Just last week I learned that the operator of the Rockridge Shopping Center quarry was called the Oakland Paving Company. The very next day, I spotted this mark on Claremont Boulevard near The Uplands. Presumably, if we broke this pavement open we’d see gravel made of the quarry’s basalt inside. That is, the quarry produced the aggregate, while the cement came from elsewhere, possibly the giant plant in Davenport, which has produced cement since 1903 (and which I’ll be visiting this weekend). My hypothesis is that the Oakland Paving Co didn’t do much of this labor-intensive retail-type work making sidewalks, which is why its maker’s marks are so rare. But they say the best geologist is the one who’s seen the most rocks, and maybe I just need to see more marks.

The Big-Enough One

21 May 2008

The theme of this month’s Accretionary Wedge blog carnival is, “a geological event you consider most significant to you.” I know what that one is. It didn’t awaken my sense of awe and turn me toward science. It didn’t injure me or make me rich or poor. No famous historical figure was involved. But the very month my wife and I moved to Oakland, the Loma Prieta earthquake changed the city irreversibly.

Those first couple weeks of October 1989 were fun. We loved having a proper downtown with fine old buildings, great weather, a lively cultural scene and a city with real geography to it. We had moved our stuff from the house in Concord and were readying it for the next owner, so at 5:04 pm on 17 October we were out of town, cleaning the old house for the last time. It was totally empty. The shaking went on for a long time, but out there it wasn’t very strong. Driving back to Oakland a little later, we felt worse and worse as the news rolled in and the signs of damage appeared.

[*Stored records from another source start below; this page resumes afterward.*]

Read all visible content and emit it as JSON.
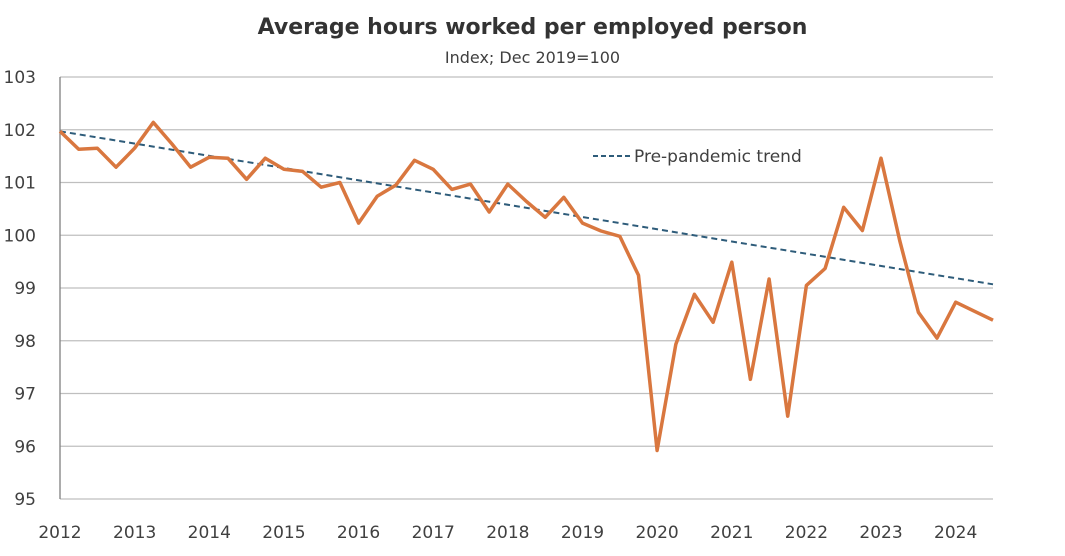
{
  "chart_data": {
    "type": "line",
    "title": "Average hours worked per employed person",
    "subtitle": "Index; Dec 2019=100",
    "xlabel": "",
    "ylabel": "",
    "ylim": [
      95,
      103
    ],
    "xlim": [
      2012,
      2024.5
    ],
    "yticks": [
      "95",
      "96",
      "97",
      "98",
      "99",
      "100",
      "101",
      "102",
      "103"
    ],
    "xticks": [
      "2012",
      "2013",
      "2014",
      "2015",
      "2016",
      "2017",
      "2018",
      "2019",
      "2020",
      "2021",
      "2022",
      "2023",
      "2024"
    ],
    "grid": true,
    "legend_position": "top-right",
    "x_start": 2012,
    "x_step": 0.25,
    "series": [
      {
        "name": "Average hours worked",
        "color": "#D9773F",
        "style": "solid",
        "values": [
          101.97,
          101.63,
          101.65,
          101.29,
          101.65,
          102.14,
          101.73,
          101.29,
          101.48,
          101.46,
          101.06,
          101.46,
          101.25,
          101.21,
          100.91,
          101.0,
          100.23,
          100.74,
          100.95,
          101.42,
          101.25,
          100.87,
          100.97,
          100.44,
          100.97,
          100.64,
          100.34,
          100.72,
          100.23,
          100.08,
          99.98,
          99.24,
          95.92,
          97.93,
          98.88,
          98.35,
          99.49,
          97.27,
          99.17,
          96.57,
          99.05,
          99.37,
          100.53,
          100.09,
          101.46,
          99.9,
          98.54,
          98.05,
          98.73,
          98.56,
          98.39
        ]
      },
      {
        "name": "Pre-pandemic trend",
        "color": "#2E5C7A",
        "style": "dashed",
        "x": [
          2012,
          2024.5
        ],
        "values": [
          101.97,
          99.07
        ]
      }
    ]
  }
}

There was a pall over Oakland for a long time. I felt it for years, not just on the anniversaries but every time I went downtown; every time a new friend or neighbor told their earthquake stories and listened to ours; every time I saw the news from other places and people struck by earthquake. Even now the effects linger in the scars left on the map, buildings left empty and the new Bay Bridge yet unfinished. And while the downtown, the weather, the scene and the land have endured, I now have a deep-seated relationship with earthquakes, Oakland geology and the Hayward fault that gives me a pang every time I feel the little shakers from beneath our side of the bay and think of the Big One to come.

The US Geological Survey has unveiled three new publications on the Hayward fault, all of them well worthwhile. They are a four-page fact sheet on the current hazard, a 96-page field guide with tons of information and photos covering the whole length of the fault, and a Google-Earth virtual tour for deep background and visualization. Get learning!

Oakland Earth Art

14 May 2008

stone flower

In front of a building on Jean Street near Grand Avenue is an installation of stone-based artworks by Richard Botto. In my essay on Earth art over on my About.com site, I distinguish several varieties. This kind ranks low on the scale of sublimity or artistic rigor, but it is a lot of fun to look at and quite a commitment to beautification of the public space. And, of course, it gets people to see rocks.